Intervention de Bruno Retailleau

Réunion du 23 février 2022 à 15h00
Engagement de la france au sahel — Déclaration du gouvernement suivie d'un débat

Photo de Bruno RetailleauBruno Retailleau :

Monsieur le président, monsieur le Premier ministre, madame la ministre, messieurs les ministres, mes chers collègues, ce débat est un peu particulier. En effet, comme vous venez de le rappeler, monsieur le Premier ministre, il intervient après la décision du Président de la République et l’annonce de celle-ci de retirer nos forces du Mali pour les redéployer ailleurs au Sahel.

Je ne veux pas polémiquer, car dans ce débat nous devons être à la bonne hauteur.

À la bonne hauteur, d’abord, pour nos armées. Nous avons envoyé combattre nos militaires là-bas pendant près de dix ans sur un terrain très difficile et ils l’ont fait au nom de la France.

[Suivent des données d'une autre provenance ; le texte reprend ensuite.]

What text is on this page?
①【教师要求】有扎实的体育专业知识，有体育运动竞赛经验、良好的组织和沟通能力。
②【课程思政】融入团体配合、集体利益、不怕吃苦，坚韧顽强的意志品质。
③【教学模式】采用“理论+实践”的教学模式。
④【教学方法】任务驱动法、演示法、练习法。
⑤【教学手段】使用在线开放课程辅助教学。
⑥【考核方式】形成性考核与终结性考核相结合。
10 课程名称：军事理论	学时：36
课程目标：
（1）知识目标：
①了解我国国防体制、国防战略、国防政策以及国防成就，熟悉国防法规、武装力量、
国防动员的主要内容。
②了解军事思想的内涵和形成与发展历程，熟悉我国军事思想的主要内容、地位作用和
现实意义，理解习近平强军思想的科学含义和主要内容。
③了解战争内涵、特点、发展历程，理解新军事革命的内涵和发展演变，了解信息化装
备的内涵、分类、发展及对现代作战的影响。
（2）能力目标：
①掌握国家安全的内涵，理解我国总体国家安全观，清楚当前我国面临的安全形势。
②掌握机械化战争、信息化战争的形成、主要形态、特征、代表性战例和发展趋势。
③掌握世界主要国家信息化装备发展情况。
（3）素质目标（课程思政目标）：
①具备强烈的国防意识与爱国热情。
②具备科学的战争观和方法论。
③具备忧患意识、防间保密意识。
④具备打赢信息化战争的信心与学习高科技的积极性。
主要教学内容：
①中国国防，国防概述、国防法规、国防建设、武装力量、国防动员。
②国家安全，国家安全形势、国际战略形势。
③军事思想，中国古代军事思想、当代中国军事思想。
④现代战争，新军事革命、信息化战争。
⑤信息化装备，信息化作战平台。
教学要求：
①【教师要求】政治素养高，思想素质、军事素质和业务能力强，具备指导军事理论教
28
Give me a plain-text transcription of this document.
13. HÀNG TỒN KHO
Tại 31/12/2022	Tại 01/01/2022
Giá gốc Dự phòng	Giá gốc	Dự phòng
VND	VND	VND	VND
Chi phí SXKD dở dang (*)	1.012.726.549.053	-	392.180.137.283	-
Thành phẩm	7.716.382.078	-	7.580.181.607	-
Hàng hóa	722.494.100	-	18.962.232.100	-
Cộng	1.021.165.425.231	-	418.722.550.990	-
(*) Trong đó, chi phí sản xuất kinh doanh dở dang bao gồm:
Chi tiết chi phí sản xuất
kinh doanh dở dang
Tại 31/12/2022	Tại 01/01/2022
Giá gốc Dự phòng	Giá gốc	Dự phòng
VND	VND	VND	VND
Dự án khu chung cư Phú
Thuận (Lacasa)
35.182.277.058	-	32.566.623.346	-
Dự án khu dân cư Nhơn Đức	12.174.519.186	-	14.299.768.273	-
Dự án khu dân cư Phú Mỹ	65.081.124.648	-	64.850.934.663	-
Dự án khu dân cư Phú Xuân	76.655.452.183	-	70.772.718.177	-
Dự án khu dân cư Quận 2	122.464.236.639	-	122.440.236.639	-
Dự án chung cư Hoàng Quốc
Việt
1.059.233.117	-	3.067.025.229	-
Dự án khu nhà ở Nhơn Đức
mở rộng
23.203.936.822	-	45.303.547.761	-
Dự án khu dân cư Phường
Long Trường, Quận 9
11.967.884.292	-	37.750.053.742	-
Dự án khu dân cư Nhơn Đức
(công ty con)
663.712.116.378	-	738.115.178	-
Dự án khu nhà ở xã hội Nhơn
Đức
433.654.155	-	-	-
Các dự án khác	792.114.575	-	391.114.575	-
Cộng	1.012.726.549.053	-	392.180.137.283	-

À la bonne hauteur, aussi, pour les cinquante-neuf soldats qui y ont laissé leur vie et auxquels nous pensons tous ici, quelles que soient les travées sur lesquelles nous siégeons. Je tiens à dire à leurs familles – certaines nous écoutent peut-être – qu’ils ne sont pas morts pour rien. Ils sont morts pour la France, ils sont morts pour nos valeurs, ils sont morts pour protéger le sol français de potentielles attaques terroristes et ils sont tombés au champ d’honneur pour que le Sahel ne tombe pas entre les mains des pires ennemis de la France.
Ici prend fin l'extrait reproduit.